El dio otro paso adelante.
– Ni siquiera me atrevo a tocarte aquí fuera, y no digamos besarte y abrazarte, pero lo que te estoy preguntando es si te gustaría volver a hacer el amor conmigo.
– ¿Y terminar la película?
– ¿Y qué tiene que ver eso?
– Bueno, yo estoy aquí por el rodaje, y acabo de destruir tu jardín.
Alec miró por encima del hombro de ella.
– La verdad es que han armado un buen lío.
– ¿Nos vas a echar?
– No.
– ¿Por qué?
El suspiró.
– ¿Tienes idea de lo difícil que es para mí estar aquí parado sin besarte y tocarte?
Charlotte, que sí lo sabía muy bien porque estaba librando la misma batalla, sonrió.
– Contesta a mi pregunta, por favor -dijo él, frunciendo el ceño.
– Sí.
– Bien.
– Raine nos está mirando.
– Deja que yo me ocupe de Raine -dijo Alec.
Capítulo 6
Charlotte se quitó el vestido y se dio una buena ducha. Ya era más de medianoche, pero la gente seguía trabajando en el jardín y resultaba imposible dormir. Los ruidos se sucedían y aún había unos cuantos bomberos junto a los rescoldos humeantes.

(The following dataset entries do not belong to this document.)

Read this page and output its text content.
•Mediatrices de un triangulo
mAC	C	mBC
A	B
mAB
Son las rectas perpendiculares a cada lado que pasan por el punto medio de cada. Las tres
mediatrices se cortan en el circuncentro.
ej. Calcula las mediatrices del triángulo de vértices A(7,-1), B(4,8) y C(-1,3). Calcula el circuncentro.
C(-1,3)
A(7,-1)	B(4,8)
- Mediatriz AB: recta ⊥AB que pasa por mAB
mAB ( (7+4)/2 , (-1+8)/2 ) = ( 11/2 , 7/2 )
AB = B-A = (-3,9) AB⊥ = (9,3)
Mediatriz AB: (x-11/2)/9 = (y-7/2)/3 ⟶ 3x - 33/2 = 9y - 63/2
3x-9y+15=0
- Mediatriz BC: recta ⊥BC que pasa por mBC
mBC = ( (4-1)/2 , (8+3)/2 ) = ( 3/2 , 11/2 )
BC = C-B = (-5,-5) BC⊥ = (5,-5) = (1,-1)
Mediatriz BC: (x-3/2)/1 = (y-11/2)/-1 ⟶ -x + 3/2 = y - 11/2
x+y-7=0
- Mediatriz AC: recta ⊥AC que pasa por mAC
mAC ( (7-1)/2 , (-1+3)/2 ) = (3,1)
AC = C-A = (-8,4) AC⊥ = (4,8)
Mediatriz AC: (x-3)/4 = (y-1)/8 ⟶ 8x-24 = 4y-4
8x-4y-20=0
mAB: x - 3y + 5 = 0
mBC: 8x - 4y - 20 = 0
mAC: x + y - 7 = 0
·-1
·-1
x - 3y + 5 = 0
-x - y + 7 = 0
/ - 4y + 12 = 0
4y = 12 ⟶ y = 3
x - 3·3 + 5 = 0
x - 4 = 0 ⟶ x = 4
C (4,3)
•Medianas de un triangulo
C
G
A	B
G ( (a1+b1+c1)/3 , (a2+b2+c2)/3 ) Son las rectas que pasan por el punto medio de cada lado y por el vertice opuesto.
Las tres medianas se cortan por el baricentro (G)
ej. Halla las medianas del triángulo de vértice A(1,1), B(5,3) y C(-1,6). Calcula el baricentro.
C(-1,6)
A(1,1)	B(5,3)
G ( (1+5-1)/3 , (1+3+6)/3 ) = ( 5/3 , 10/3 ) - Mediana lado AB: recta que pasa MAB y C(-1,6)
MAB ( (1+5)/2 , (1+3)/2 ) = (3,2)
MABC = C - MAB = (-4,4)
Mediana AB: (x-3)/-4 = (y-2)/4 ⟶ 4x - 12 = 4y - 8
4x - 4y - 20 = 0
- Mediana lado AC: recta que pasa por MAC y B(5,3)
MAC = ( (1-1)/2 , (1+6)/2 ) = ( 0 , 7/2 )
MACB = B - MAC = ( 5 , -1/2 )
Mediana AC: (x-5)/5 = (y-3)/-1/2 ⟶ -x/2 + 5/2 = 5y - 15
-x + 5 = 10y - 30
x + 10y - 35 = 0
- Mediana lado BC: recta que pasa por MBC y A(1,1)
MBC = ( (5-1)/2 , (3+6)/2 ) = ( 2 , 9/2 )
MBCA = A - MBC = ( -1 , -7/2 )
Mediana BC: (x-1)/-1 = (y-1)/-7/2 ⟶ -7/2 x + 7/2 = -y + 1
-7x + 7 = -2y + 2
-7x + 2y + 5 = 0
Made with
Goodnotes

Se puso unos vaqueros y una camiseta y se dirigió a la cocina. Una copita de brandy quizá la ayudara a cerrar los ojos.
Al pasar por delante de la biblioteca, oyó voces tras la puerta entreabierta.
Alec, Kiefer, Jack y Lars, junto con otros tres miembros del equipo, estaban sentados alrededor de una enorme mesa.
– David estará aquí mañana por la mañana para evaluar la situación -dijo Jack, guardándose el móvil.
– Por lo menos perderemos dos días de rodaje -comentó Lars, frunciendo el ceño-. Me parece que a alguno se le va a caer el pelo…
– Yo puedo traer a un equipo de construcción del proyecto de Toulouse -le dijo Kiefer a Alec.